Tests de Failover¶
Introduction¶
Les tests de failover valident que l'infrastructure HA fonctionne comme prévu. Cette section couvre les procédures de test systématiques pour chaque composant.
Prérequis¶
- Cluster HA complet déployé (3 controllers)
- HAProxy, Keepalived, Galera, RabbitMQ configurés
- Environnement de test (pas de production!)
Points à apprendre¶
Matrice de tests¶
graph TB
subgraph net["Tests Réseau"]
t1["VIP Failover<br/>(Keepalived)"]
t2["HAProxy Backend<br/>Failover"]
end
subgraph data["Tests Données"]
t3["Galera Node<br/>Failover"]
t4["RabbitMQ Node<br/>Failover"]
t5["Ceph OSD/MON<br/>Failover"]
end
subgraph svc["Tests Services"]
t6["API Service<br/>Failover"]
t7["Agent Failover<br/>(L3, DHCP)"]
end
subgraph full["Tests Complets"]
t8["Controller Node<br/>Failover"]
t9["Compute Node<br/>Failover"]
t10["Network<br/>Partition"]
end
net -.->|"< 5 secondes"| net
data -.->|"< 30 secondes"| data
svc -.->|"< 60 secondes"| svc
full -.->|"Validation bout-en-bout"| full
Script de test complet¶
#!/bin/bash
# failover-tests.sh
set -e
TIMESTAMP=$(date +%Y%m%d_%H%M%S)
LOG_FILE="/var/log/failover-tests-$TIMESTAMP.log"
log() {
echo "[$(date '+%Y-%m-%d %H:%M:%S')] $1" | tee -a $LOG_FILE
}
check_openstack() {
log "Checking OpenStack API..."
if openstack token issue &>/dev/null; then
log "✓ OpenStack API responsive"
return 0
else
log "✗ OpenStack API not responding"
return 1
fi
}
# Test 1: VIP Failover
test_vip_failover() {
log "=== TEST 1: VIP Failover ==="
# Identifier le MASTER actuel
MASTER=$(for h in controller-{1,2,3}; do
ssh $h "ip addr | grep -q '10.0.0.10' && echo $h"
done)
log "Current VIP master: $MASTER"
# Arrêter Keepalived sur le MASTER
log "Stopping keepalived on $MASTER..."
ssh $MASTER "docker stop keepalived"
# Attendre le failover
sleep 5
# Vérifier le nouveau MASTER
NEW_MASTER=$(for h in controller-{1,2,3}; do
ssh $h "ip addr | grep -q '10.0.0.10' && echo $h" 2>/dev/null
done)
if [ -n "$NEW_MASTER" ] && [ "$NEW_MASTER" != "$MASTER" ]; then
log "✓ VIP failover successful: $MASTER -> $NEW_MASTER"
# Restaurer
ssh $MASTER "docker start keepalived"
return 0
else
log "✗ VIP failover FAILED"
ssh $MASTER "docker start keepalived"
return 1
fi
}
# Test 2: Galera Failover
test_galera_failover() {
log "=== TEST 2: Galera Failover ==="
# Vérifier l'état initial
CLUSTER_SIZE=$(docker exec mariadb mysql -N -e "SHOW STATUS LIKE 'wsrep_cluster_size';" | awk '{print $2}')

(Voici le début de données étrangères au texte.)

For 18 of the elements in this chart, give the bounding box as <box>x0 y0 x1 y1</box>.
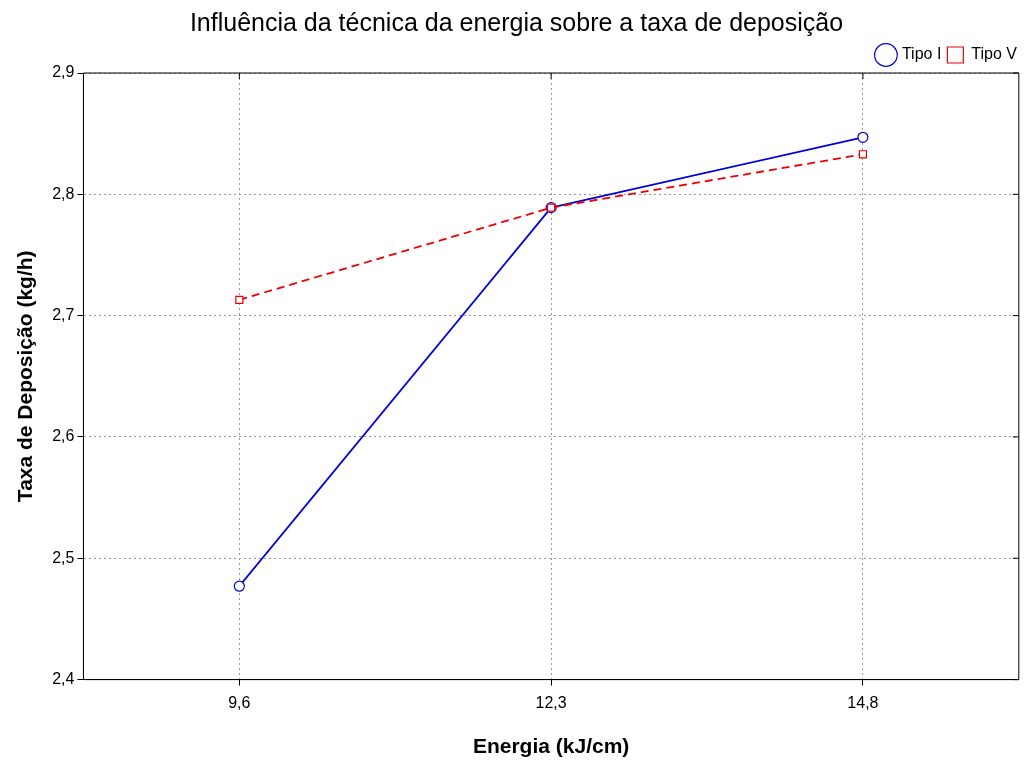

log "Initial cluster size: $CLUSTER_SIZE"
# Arrêter un nœud
log "Stopping mariadb on controller-3..."
ssh controller-3 "docker stop mariadb"
sleep 10
# Vérifier que le cluster continue
NEW_SIZE=$(docker exec mariadb mysql -N -e "SHOW STATUS LIKE 'wsrep_cluster_size';" | awk '{print $2}')
# Tester une écriture
docker exec mariadb mysql -e "CREATE DATABASE IF NOT EXISTS failover_test; DROP DATABASE failover_test;"
if [ "$NEW_SIZE" -eq 2 ]; then
log "✓ Galera failover successful: cluster size $CLUSTER_SIZE -> $NEW_SIZE"
# Restaurer
ssh controller-3 "docker start mariadb"
sleep 30
FINAL_SIZE=$(docker exec mariadb mysql -N -e "SHOW STATUS LIKE 'wsrep_cluster_size';" | awk '{print $2}')
log "Cluster recovered: size = $FINAL_SIZE"
return 0
else
log "✗ Galera failover FAILED"
ssh controller-3 "docker start mariadb"
return 1
fi
}
# Test 3: RabbitMQ Failover
test_rabbitmq_failover() {
log "=== TEST 3: RabbitMQ Failover ==="
# État initial
NODES=$(docker exec rabbitmq rabbitmqctl cluster_status 2>/dev/null | grep -c "rabbit@")
log "Initial cluster nodes: $NODES"
# Arrêter un nœud
log "Stopping rabbitmq on controller-2..."
ssh controller-2 "docker stop rabbitmq"
sleep 10
# Vérifier le cluster
if docker exec rabbitmq rabbitmqctl cluster_status &>/dev/null; then
log "✓ RabbitMQ cluster still operational"
# Tester la publication
docker exec rabbitmq rabbitmqadmin publish exchange=amq.default \
routing_key=test payload="failover_test" &>/dev/null
log "✓ Message published successfully"
# Restaurer
ssh controller-2 "docker start rabbitmq"
sleep 30
return 0
else
log "✗ RabbitMQ failover FAILED"
ssh controller-2 "docker start rabbitmq"
return 1
fi
}
# Test 4: API Service Failover
test_api_failover() {
log "=== TEST 4: Nova API Failover ==="
# Tester l'API
check_openstack || return 1
# Arrêter Nova API sur un controller
log "Stopping nova_api on controller-1..."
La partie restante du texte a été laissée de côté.